Last fall How To Get Away With Murder was a roller coaster ride that kept showing us the hill we were going to plunge down even while its initial climb was in the case-of-the-moment present. There was an over arching storyline--those lurches you feel as the chain is pulling you upward--and its murder mystery would eventually consume everyone. It was teased and taunted in flash forward images and dialogue that made one feel the need to watch the episode again because they were certain they'd missed something. I was one of those people. I watched every episode twice and savored every moment as the unravel took us to the November finale episode, which finally put all those flashes and pieces together and showed us exactly #WhoKilledSam.
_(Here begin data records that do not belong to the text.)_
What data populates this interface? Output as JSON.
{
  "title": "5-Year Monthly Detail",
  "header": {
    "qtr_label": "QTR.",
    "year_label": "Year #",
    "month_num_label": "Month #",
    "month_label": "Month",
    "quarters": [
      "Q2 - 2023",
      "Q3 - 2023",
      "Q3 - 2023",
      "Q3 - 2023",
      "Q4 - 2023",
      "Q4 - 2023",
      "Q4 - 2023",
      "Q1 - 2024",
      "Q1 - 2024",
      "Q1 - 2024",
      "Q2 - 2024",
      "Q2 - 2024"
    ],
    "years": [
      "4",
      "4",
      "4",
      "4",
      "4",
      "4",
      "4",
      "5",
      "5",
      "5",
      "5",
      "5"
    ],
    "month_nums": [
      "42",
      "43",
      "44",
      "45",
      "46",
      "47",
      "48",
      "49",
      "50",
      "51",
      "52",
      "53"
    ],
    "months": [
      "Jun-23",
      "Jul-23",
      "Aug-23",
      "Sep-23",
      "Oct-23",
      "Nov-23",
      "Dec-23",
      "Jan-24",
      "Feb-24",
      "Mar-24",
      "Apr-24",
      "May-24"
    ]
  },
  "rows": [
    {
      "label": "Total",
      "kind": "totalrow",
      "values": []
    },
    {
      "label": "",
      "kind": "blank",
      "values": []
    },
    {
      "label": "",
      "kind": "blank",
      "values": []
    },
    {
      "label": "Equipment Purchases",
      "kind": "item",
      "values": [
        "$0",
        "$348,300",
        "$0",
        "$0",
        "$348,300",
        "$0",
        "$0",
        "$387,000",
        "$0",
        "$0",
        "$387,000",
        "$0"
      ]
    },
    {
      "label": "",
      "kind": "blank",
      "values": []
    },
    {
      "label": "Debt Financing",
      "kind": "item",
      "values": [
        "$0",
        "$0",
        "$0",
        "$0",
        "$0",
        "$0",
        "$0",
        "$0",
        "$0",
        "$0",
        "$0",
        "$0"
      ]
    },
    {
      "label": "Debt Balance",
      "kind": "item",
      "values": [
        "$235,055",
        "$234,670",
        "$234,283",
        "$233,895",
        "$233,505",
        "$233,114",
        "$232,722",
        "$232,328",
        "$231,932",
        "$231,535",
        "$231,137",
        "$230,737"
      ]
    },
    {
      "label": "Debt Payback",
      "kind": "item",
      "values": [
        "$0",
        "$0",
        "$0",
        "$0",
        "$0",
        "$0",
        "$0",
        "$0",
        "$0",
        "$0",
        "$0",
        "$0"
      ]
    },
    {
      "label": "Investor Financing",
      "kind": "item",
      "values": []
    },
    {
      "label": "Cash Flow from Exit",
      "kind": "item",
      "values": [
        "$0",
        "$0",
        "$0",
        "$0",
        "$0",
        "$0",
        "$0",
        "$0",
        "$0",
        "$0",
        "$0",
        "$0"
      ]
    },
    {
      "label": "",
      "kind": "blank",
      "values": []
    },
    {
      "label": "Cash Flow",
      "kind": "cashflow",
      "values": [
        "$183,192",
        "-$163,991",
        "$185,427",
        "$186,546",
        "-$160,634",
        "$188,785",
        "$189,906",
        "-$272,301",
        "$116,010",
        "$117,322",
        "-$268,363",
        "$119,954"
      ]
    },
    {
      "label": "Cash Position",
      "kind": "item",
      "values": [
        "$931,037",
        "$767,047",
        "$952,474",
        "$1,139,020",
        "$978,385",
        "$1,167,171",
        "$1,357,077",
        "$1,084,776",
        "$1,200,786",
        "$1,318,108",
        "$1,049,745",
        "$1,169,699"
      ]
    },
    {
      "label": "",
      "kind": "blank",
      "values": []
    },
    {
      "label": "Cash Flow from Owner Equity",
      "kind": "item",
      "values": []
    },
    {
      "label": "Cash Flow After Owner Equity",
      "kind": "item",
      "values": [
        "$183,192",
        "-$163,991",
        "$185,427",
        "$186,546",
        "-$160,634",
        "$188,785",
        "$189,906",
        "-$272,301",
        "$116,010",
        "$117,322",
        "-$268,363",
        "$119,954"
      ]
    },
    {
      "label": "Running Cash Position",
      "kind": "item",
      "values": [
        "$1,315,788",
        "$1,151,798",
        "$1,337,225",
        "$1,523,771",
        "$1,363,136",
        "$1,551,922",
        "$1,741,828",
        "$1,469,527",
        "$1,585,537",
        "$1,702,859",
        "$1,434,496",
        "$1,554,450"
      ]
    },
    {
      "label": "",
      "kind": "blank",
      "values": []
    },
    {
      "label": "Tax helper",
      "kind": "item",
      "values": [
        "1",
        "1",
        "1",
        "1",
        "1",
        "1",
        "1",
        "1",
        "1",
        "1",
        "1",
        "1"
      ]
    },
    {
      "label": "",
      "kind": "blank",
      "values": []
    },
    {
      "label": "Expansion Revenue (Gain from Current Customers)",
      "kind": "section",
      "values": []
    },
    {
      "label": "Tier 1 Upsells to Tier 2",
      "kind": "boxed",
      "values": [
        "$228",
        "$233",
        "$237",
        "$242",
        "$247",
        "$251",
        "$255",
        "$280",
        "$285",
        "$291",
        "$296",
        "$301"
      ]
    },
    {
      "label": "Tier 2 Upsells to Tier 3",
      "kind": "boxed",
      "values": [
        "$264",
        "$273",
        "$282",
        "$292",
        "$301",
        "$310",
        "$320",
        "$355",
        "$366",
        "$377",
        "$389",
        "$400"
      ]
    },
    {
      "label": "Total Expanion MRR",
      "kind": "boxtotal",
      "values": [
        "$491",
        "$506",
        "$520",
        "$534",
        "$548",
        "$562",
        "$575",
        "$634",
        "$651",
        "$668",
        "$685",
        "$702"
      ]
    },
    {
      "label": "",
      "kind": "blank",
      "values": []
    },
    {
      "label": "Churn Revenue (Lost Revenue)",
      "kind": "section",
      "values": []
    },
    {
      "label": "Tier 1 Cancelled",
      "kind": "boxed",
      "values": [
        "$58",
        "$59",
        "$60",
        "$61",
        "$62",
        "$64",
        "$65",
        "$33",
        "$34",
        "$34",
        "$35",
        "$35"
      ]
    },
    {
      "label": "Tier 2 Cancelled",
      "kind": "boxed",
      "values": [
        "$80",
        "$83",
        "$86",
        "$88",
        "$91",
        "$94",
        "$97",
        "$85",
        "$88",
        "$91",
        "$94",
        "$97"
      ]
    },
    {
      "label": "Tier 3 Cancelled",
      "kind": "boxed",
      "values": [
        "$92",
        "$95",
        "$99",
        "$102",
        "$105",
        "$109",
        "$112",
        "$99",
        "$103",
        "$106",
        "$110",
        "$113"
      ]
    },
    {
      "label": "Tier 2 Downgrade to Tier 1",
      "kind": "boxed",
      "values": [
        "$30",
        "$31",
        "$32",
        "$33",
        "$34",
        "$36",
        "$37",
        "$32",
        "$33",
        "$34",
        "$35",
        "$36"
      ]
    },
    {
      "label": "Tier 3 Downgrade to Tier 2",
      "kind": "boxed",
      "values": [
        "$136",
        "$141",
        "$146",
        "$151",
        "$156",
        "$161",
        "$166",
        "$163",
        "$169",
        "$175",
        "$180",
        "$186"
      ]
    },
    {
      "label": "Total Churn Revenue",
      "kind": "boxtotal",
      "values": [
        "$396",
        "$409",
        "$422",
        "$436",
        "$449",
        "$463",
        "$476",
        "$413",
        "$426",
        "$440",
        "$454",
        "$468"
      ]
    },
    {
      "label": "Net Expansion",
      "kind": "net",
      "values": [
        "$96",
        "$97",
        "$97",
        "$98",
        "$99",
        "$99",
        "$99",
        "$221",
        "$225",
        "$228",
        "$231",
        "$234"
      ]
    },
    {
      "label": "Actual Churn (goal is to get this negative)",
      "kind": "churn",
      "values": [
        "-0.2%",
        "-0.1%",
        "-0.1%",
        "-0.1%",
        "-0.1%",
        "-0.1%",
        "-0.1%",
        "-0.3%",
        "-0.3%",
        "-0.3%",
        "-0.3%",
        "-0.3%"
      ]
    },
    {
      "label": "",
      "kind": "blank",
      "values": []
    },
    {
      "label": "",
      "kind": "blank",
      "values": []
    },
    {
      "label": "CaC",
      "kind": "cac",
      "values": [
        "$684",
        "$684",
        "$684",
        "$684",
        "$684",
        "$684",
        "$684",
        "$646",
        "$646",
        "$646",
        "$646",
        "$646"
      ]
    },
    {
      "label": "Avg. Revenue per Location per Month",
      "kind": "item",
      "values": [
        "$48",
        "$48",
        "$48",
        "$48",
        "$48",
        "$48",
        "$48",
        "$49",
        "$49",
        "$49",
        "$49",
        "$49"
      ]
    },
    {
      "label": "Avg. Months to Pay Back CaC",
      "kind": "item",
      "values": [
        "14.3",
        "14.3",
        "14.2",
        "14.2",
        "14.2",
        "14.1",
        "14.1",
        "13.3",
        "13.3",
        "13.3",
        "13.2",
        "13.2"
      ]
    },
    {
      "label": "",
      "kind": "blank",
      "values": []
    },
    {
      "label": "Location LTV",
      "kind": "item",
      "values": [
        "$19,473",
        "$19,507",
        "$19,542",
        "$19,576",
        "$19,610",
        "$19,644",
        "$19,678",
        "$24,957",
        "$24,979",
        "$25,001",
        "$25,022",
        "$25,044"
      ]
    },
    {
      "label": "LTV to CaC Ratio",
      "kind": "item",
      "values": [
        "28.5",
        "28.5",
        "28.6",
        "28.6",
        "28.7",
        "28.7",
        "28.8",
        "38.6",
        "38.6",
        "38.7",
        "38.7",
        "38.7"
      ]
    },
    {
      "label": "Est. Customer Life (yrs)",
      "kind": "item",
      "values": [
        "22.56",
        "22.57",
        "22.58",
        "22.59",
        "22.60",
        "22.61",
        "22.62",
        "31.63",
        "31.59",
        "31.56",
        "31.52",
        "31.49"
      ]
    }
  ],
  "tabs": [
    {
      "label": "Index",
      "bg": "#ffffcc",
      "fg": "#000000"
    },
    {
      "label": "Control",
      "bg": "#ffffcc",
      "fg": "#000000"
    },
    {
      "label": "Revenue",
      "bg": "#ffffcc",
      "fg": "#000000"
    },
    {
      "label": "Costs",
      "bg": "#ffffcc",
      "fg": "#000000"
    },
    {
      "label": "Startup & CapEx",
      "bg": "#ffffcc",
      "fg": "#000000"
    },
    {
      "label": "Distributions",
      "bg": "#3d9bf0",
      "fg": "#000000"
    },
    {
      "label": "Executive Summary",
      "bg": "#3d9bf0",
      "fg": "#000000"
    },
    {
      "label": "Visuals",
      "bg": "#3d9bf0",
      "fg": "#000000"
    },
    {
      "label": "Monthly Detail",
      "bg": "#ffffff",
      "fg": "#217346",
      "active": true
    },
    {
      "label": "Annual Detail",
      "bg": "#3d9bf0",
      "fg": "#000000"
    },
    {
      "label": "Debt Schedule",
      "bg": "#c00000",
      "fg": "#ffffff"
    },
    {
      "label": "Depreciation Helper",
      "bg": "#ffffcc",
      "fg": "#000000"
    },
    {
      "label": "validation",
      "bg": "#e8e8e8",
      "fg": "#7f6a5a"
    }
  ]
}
We were left at the top of that hill last fall, just going over the edge. And now...now we're in the present, free falling at high speed without the bar across our laps. I'm dying to raise my arms in the air, but I'm afraid. I'm screaming and holding my breath. The anxiety, the fear the characters on my television are feeling is present in the lump in the my throat as I sit on my sofa, glued to their every breath, eyebrow arch, and explanation to the police of what they were doing on the night Sam went missing.
Most of the time when you're on a roller coaster that's plunging down the first big hill it's just a straight to the bottom plunge. This hill, while steep, is not straight to the bottom. It's got twists and curves. It's like we're skiing down a mountain avoiding all the trees and boulders in the way, but can't get out of the car and can't stop the dive. You might need to invest in a neck brace for all the I-didn't-see-that-coming whiplash.
There are only 3 episodes left before the first season finale. I don't see the tension letting up, and I doubt the pit of my stomach will feel anything less than sinking as the ground remains elusive during the hour of 10-11pm on Thursday nights.